Ritratto di Valledolmo in poesia

COPOERTINA Lo TempioNelle pagine del libro di poesie titolato “ Cuntrati paisani”  si rivivono momenti della vita di un paese, nella quale confluisce l’accadere delle singole vite dei suoi abitanti, mi viene da dire figli, perché  Salvatore Lo Tempio, l’autore delle poesie, ci presenta Valledolmo come un genitore. Non  un agglomerato di case, di vie, di scalinate, piazze e palazzi inanimati, distaccati e freddi, ma un corpo che respira, nel quale scorre l’amore della sua gente. Certo con le contraddizioni, con le contrapposizioni e i dolori, ma anche con le gioie, i piaceri e le soddisfazioni proprie del genere umano.

Si ripercorre la nascita del paese, c’è la seconda guerra  mondiale, con  la sofferenza  non solo materiale, tangibile, ma anche con il  patimento dell’anima e  la paura  della fine. Vengono fuori personaggi del quotidiano con le loro caratterizzazioni, in alcuni casi anche caricature ma garbate, mai scurrili, pesanti, e poi le tradizioni religiose, quelle gastronomiche e qualche vecchio mestiere.

Il nostro tempo, il presente non è stato dimenticato, ai nostri giorni è dedicata una particolare attenzione, critica in alcuni casi, benevola in altri. Si avverte sempre la grande intensità con la quale Lo Tempio ha vissuto queste parole, perché egli prima di scriverle le parole le ha vissute, e ci si rende conto di ciò soprattutto quando scrive della madre.
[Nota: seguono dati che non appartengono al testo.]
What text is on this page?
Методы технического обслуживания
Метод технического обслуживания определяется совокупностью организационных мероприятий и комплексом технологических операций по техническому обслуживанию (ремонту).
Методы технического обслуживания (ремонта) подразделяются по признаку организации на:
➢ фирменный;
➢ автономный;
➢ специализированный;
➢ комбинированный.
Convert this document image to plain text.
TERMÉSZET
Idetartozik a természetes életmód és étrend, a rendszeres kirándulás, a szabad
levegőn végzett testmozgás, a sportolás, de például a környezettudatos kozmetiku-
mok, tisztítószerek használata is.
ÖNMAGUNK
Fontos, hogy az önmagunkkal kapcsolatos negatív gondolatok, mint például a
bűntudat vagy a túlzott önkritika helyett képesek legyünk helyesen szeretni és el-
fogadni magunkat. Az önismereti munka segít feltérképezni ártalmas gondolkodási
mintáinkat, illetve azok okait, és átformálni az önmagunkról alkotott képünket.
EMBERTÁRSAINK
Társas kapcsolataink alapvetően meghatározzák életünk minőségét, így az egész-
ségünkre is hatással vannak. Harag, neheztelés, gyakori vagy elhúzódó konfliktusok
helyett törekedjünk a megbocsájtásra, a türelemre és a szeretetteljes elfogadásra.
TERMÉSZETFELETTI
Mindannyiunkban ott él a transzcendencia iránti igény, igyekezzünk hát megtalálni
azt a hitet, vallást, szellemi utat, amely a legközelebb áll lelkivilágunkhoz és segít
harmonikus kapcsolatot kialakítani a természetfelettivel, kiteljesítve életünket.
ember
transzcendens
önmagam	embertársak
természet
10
Tutto questo esposto in Lingua  Siciliana, quella però parlata nel proprio luogo, utilizzata dai nonni, dai padri, utilizzata dalla  generazione dell’autore che non ha voluto rifarsi alla letteratura siciliana, al Siciliano scritto antico e moderno, sostanzialmente uniforme,  che gli avrebbe consentito l’uso di una lingua standardizzata. Una scelta istintiva non certo presuntuosa, ne è testimone la presenza di alcune  contaminazioni, infatti alcune parole appartengono alla Lingua Italiana.

Sono approcci sinceri, onesti, senza pretese, come egli avverte “se la passione spinge a poetare, avendo l’ispirazione,  per una volta si può provare”.  Non c’è la ricercatezza architettata e costruita,   non c’è l’arteficio, ma c’è il frutto di un lavoro che definirei  di buon artigiano, fatto con amore e semplicità e la grande forza di credere nei propri sentimenti.            

Grande è stato l’impegno, lo sforzo di mantenere la rima, scelta per qualcuno opinabile, ma per Salvatore Lo Tempio di fondamentale importanza, perché così lui ha studiato la poesia, in rima.